The problem with generic diets
A diet that circulates online or that worked for someone else was designed —at best— for a body that isn't yours. It doesn't consider whether you have insulin resistance, how your thyroid is doing, what medications you take, how many hours you sleep, how active your job is, or which foods you enjoy.
That's why the pattern repeats: heavy restriction, quick results, exhaustion, giving up and rebound. It's not a lack of character; an unsustainable plan, by definition, can't be sustained.
What a medical approach evaluates
When weight management is approached from medicine, the starting point isn't the menu: it's understanding your metabolism. In my practice that means:
- Complete medical history: background, medications, previous attempts, real lifestyle.
- Lab work: glucose, glycated hemoglobin, fasting insulin, thyroid profile, lipids and kidney function, among others.
- Classifying the overweight: not all bodies gain or lose weight the same way; identifying your type guides the treatment.
What makes the plan different
With that information, a program is built on three pillars, all personalized:
- Nutrition that teaches. I don't hand you a sheet to "endure" for three months: I teach you to eat well, with accessible foods and decisions you can make on your own, so the change is permanent.
- Physical activity that fits you. Your routine is designed around your current condition, your schedule and your limitations. Well-programmed walking can be an excellent start; you don't need to begin at a gym if that's not for you.
- Medical treatment when indicated. There are oral and injectable medications that can help in specific cases. They're indicated based on your tests and goals, with supervision and follow-up; they're never an automatic starting point and don't replace the other two pillars.

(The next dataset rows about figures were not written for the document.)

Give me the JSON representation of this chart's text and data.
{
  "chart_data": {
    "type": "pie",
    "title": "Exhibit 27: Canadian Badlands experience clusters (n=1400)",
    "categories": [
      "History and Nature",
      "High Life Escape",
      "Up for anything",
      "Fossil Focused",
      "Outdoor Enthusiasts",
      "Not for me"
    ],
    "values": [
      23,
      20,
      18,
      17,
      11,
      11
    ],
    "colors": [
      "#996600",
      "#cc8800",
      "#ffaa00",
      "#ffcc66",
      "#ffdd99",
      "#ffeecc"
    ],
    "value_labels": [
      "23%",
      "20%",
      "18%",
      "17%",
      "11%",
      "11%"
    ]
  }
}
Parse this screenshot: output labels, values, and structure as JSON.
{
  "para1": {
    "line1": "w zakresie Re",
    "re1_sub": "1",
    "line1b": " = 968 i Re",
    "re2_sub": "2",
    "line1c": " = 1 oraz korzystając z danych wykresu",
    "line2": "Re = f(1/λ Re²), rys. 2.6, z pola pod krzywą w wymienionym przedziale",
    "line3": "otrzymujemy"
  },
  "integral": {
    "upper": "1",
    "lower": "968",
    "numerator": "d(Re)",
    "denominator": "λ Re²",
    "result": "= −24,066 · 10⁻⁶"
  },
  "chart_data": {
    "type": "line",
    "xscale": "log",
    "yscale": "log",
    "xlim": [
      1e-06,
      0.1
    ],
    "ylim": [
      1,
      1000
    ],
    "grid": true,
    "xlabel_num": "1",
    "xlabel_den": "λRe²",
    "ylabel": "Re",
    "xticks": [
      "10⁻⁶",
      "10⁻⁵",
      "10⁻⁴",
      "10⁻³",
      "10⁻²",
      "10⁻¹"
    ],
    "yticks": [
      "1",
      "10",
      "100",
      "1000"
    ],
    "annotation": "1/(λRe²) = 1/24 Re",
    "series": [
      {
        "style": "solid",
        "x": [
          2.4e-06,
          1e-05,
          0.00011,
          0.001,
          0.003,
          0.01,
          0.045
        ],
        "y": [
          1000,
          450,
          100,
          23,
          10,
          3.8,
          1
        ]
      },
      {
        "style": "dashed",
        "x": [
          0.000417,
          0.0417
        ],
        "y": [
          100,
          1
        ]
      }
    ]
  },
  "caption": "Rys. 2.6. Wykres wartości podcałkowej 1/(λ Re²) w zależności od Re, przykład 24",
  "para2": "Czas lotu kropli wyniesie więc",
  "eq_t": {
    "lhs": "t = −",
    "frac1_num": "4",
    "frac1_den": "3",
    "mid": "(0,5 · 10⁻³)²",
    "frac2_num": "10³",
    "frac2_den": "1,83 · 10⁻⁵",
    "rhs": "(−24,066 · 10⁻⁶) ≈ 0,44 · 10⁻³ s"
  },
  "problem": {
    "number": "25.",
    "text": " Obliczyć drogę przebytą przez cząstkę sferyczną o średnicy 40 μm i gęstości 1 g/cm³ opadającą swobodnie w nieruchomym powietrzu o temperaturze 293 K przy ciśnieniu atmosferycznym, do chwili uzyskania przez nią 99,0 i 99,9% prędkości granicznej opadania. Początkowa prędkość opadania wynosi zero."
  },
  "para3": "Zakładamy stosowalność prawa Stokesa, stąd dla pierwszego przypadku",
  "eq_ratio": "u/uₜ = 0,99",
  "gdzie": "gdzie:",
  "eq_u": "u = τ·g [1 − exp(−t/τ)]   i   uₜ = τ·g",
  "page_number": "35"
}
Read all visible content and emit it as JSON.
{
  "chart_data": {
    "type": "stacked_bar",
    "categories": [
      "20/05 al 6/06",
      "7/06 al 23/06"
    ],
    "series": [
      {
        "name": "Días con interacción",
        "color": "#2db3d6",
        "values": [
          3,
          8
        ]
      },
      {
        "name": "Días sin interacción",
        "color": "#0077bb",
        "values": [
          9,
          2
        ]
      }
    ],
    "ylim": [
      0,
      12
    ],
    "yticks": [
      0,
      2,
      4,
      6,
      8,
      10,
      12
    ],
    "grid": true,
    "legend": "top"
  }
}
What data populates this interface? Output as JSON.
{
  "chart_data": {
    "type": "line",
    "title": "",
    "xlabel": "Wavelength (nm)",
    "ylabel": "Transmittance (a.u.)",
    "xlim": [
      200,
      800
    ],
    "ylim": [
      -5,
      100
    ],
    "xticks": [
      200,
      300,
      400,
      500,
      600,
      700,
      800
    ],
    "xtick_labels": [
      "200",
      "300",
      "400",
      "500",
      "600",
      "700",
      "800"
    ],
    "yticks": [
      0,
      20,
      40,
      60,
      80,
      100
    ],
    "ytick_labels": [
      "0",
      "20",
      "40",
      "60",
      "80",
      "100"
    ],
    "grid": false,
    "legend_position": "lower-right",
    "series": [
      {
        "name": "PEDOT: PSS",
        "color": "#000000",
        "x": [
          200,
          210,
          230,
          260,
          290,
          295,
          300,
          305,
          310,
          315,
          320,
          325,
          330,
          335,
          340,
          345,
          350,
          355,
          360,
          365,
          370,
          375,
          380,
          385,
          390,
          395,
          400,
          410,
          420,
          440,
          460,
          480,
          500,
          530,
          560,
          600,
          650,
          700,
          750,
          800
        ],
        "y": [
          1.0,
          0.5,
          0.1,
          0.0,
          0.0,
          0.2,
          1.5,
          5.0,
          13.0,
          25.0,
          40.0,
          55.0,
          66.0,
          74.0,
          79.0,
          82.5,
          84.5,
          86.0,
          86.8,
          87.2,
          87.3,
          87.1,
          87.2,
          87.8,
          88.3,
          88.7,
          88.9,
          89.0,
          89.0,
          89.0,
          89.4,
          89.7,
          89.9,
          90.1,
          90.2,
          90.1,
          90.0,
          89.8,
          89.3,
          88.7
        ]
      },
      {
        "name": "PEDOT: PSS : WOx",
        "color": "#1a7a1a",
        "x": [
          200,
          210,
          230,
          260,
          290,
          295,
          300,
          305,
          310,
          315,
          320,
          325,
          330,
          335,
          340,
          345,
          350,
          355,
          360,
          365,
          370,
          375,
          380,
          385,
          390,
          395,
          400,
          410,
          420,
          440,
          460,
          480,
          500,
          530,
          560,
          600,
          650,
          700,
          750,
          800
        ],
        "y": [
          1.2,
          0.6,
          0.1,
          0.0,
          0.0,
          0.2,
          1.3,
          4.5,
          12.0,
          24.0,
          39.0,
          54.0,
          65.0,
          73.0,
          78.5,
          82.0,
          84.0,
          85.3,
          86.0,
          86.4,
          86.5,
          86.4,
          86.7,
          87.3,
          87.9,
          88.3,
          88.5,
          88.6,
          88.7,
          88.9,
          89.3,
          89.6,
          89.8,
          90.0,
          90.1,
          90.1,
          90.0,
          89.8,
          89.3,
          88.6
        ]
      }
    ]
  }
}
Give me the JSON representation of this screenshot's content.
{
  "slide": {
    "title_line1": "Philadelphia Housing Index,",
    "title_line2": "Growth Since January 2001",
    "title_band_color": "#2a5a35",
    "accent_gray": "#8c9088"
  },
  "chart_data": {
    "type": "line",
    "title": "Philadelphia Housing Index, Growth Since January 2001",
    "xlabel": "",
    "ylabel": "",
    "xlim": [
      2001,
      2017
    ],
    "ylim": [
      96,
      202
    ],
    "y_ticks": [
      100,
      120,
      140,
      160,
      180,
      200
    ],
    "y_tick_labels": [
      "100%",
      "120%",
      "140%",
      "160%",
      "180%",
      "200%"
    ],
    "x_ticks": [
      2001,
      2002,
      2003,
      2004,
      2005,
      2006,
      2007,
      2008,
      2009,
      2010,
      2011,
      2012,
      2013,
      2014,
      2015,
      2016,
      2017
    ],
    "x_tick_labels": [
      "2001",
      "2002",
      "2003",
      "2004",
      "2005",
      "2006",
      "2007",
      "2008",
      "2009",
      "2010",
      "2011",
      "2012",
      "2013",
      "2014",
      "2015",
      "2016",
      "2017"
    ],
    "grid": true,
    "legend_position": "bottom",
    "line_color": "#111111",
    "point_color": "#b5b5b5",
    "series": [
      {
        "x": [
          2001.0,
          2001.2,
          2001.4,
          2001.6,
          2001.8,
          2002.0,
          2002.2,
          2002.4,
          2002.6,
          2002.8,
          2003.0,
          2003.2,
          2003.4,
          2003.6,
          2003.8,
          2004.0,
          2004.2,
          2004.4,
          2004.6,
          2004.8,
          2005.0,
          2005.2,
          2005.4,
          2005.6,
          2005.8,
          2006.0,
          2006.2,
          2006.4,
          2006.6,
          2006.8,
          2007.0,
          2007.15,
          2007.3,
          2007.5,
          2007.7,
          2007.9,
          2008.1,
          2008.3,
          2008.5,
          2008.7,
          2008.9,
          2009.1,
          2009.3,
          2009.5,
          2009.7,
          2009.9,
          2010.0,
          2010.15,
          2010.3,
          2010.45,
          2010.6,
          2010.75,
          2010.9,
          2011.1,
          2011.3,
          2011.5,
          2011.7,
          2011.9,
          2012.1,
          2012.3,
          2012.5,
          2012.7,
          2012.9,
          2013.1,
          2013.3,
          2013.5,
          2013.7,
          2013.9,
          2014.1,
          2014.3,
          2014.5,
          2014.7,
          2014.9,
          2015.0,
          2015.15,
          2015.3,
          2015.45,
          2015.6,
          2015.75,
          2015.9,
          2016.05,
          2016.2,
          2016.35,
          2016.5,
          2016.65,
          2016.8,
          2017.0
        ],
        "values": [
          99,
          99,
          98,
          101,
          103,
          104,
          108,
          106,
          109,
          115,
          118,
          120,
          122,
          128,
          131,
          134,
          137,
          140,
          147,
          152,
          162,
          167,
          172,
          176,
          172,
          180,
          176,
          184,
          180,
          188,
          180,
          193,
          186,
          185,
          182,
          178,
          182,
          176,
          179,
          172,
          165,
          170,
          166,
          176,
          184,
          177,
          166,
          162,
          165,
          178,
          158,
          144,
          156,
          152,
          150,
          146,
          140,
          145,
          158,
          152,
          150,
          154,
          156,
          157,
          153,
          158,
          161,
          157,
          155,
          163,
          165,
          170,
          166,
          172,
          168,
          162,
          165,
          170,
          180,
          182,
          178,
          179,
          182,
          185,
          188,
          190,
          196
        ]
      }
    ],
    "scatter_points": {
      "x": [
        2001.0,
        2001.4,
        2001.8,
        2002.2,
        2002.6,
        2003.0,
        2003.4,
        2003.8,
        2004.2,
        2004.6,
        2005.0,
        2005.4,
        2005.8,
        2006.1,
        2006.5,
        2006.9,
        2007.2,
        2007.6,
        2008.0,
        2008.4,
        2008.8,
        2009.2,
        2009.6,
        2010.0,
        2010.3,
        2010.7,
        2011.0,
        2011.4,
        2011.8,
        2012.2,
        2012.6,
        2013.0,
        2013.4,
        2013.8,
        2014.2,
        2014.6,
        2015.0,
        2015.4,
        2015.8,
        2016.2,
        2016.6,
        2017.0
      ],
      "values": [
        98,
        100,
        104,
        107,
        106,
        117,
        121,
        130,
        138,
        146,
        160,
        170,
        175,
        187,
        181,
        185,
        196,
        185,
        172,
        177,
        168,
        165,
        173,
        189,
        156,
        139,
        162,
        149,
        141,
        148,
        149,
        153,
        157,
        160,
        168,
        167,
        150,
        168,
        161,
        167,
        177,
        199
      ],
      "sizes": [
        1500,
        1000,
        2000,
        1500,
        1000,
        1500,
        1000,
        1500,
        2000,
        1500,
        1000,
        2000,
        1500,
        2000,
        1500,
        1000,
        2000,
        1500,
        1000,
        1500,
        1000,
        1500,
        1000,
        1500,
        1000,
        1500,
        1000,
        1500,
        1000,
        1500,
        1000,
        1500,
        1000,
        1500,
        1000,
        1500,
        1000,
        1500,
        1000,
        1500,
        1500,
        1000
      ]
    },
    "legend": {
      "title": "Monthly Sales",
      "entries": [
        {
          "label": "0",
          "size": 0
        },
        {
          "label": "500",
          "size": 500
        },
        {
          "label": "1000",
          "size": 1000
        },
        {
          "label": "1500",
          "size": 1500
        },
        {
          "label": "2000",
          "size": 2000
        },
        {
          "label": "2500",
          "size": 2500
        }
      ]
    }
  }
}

The ingredient that's almost always missing: follow-up
The body changes during the process, and the plan must change with it. Follow-up visits allow us to adjust nutrition, progress the exercise, evaluate the response to treatment and solve the real obstacles that come up. That's where results become lasting.
In short
Losing weight sustainably isn't about finding "the right diet," but about treating your case for what it is: unique. If the weight has come back again and again, a metabolic medical assessment can show you what was missing from the approach.